所論の点に関する原審の事実認定は、原判決挙示の証拠関係に照らして首肯するに足り、右事実関係のもとにおいて、七歳の児童にはどのような種類の犬であつてもこれを怖がる者があり、犬が飼主の手を離れれば本件のような事故の発生することは予測できないことではないとして、上告人に民法七一八条所定の損害賠償責任があるものとした原審の判断は、正当として是認することができる。

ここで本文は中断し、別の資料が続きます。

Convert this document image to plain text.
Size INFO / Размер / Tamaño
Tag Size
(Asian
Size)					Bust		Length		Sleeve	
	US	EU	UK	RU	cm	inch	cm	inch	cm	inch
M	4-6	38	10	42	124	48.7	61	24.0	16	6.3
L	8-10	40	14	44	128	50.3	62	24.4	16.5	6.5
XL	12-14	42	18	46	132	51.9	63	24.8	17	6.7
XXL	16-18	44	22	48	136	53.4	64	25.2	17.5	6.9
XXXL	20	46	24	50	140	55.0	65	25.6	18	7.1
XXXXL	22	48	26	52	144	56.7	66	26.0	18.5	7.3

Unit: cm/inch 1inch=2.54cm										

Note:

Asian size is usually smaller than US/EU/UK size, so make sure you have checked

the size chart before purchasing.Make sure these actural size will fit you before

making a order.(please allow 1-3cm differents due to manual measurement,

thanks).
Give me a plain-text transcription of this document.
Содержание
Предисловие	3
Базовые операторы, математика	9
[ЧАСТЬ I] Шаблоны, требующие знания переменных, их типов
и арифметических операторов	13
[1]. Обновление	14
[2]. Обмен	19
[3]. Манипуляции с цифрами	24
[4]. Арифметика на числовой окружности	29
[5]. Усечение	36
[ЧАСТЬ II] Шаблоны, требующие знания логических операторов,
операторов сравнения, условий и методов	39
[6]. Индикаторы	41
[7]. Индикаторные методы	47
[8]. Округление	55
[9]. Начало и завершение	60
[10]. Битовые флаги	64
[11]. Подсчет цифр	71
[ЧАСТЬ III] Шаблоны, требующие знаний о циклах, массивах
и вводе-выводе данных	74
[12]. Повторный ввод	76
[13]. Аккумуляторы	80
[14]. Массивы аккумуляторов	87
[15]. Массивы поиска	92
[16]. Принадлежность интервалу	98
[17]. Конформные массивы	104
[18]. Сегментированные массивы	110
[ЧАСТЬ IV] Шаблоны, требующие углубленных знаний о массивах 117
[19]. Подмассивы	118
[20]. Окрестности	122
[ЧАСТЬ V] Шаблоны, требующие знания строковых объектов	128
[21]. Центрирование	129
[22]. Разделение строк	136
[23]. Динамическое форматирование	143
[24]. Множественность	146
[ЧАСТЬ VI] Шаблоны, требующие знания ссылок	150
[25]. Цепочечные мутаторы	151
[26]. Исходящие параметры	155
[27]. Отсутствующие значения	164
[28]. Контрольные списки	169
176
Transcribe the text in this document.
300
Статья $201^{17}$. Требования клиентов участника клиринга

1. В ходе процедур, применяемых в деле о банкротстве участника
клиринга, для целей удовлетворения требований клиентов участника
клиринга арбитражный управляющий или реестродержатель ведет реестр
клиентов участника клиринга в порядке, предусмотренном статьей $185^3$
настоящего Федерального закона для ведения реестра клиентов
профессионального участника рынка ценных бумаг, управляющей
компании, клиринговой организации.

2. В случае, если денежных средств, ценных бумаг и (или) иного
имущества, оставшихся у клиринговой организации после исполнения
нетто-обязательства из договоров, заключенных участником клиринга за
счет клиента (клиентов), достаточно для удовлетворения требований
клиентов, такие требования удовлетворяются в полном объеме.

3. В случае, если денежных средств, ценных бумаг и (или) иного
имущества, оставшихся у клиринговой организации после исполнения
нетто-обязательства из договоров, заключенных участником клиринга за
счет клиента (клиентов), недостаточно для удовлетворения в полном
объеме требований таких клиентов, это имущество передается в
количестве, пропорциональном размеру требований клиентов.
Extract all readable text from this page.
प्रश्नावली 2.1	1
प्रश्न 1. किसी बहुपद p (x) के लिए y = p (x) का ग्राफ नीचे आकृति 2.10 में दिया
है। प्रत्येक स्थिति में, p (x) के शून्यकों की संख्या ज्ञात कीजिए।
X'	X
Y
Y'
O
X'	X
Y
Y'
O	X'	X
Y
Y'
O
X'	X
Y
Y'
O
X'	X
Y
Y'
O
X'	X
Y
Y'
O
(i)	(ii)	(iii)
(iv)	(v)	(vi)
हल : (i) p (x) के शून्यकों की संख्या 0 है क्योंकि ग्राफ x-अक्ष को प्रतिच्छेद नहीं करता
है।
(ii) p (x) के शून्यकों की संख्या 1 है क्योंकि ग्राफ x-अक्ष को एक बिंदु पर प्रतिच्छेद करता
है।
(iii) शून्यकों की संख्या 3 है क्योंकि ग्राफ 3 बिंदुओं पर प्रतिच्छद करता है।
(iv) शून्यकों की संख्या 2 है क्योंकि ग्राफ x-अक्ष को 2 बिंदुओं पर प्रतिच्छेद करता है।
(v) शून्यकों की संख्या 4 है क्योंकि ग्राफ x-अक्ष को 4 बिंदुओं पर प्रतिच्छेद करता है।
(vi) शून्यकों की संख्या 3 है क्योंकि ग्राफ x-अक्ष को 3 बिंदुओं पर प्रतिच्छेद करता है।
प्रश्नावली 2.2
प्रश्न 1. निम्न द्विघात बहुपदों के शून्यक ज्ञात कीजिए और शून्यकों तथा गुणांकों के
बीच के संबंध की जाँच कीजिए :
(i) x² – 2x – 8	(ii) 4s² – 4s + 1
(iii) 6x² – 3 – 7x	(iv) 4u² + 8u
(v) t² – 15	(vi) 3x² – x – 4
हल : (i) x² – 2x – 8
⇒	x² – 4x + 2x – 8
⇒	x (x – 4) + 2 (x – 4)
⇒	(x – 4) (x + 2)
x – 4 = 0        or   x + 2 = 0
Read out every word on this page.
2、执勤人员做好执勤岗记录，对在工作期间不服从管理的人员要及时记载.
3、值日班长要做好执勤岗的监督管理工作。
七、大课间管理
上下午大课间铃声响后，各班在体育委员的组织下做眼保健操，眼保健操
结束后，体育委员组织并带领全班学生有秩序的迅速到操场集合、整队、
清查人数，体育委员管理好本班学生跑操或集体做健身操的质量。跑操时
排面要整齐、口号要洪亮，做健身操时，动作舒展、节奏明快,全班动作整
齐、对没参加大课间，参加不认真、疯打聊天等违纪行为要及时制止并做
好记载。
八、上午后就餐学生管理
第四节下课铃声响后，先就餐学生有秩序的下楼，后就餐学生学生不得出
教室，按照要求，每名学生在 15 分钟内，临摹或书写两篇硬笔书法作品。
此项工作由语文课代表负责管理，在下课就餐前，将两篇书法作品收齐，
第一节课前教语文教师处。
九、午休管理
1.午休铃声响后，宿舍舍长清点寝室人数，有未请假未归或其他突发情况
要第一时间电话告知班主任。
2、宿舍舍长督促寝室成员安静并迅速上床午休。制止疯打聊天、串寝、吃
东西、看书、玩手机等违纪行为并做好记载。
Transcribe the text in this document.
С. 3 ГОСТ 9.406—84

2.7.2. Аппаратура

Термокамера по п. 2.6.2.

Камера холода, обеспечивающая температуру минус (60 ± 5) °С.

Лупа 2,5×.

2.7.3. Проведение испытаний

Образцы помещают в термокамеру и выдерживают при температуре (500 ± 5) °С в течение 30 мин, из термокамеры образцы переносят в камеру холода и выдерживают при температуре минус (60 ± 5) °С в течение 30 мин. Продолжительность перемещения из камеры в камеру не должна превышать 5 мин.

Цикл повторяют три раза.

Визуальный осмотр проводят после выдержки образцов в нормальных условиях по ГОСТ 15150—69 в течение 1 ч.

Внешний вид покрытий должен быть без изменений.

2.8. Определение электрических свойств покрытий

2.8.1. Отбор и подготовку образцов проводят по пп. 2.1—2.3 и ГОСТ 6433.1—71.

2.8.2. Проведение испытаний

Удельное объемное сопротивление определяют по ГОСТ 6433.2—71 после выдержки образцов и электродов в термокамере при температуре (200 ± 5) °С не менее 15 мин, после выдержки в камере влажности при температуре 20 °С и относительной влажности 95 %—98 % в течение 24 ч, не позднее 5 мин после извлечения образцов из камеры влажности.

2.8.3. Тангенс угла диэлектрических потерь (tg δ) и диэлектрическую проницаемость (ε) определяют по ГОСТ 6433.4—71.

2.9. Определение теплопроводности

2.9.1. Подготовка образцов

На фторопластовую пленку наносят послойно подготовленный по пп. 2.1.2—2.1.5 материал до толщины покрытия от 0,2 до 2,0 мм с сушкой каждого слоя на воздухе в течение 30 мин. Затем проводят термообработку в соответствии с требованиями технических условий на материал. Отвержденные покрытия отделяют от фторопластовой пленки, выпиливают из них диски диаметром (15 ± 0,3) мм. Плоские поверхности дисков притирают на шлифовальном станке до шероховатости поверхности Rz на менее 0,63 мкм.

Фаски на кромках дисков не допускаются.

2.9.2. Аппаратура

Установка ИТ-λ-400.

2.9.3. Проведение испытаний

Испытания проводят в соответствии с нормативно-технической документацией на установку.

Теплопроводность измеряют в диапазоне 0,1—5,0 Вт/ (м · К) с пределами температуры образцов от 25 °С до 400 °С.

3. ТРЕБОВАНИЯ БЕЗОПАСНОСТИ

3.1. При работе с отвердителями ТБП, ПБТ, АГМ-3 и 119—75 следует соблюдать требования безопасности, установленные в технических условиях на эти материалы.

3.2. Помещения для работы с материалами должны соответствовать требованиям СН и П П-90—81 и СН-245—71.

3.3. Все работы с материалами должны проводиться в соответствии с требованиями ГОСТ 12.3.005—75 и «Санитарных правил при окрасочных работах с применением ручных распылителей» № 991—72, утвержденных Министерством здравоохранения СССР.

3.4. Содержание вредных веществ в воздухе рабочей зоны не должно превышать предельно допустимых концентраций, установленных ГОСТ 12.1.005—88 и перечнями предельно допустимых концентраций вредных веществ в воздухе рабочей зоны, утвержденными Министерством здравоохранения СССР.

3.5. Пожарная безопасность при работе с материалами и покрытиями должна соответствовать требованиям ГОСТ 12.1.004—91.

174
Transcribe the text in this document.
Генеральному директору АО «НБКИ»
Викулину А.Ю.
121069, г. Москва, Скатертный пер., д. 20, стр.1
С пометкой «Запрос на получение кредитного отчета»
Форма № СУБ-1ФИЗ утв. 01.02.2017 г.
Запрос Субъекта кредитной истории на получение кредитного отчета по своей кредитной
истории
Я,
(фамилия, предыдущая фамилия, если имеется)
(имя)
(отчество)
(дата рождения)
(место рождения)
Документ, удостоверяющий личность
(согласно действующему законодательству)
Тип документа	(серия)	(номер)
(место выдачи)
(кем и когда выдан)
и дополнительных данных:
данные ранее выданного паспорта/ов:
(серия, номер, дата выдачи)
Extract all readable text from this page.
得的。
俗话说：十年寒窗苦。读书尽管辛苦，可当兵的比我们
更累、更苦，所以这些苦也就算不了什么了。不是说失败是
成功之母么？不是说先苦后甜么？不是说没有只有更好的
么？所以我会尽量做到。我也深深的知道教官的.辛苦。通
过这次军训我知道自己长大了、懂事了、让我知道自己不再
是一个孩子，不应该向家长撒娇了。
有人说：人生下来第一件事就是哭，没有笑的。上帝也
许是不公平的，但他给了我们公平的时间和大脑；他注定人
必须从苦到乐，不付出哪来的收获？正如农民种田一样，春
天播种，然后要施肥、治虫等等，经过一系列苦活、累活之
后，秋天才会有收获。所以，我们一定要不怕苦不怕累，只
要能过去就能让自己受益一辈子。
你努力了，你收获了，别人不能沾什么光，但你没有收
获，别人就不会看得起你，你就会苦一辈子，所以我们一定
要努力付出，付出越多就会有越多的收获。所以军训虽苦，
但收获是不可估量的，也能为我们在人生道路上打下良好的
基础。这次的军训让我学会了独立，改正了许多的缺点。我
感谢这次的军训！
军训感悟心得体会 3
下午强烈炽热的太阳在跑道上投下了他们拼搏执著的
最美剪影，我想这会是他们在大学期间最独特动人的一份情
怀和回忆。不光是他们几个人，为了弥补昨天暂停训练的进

原判決に所論の違法はなく、論旨は採用することができない。

よつて、民訴法四〇一条、九五条、八九条に従い、裁判官宮﨑梧一の反対意見があるほか、裁判官全員一致の意見で、主文のとおり判決する。

裁判官宮﨑梧一の反対意見は、次のとおりである。

私は、本件犬の動作と被上告人の損害(転落による受傷)との間に相当因果関係の存在を認めることはできないと考える。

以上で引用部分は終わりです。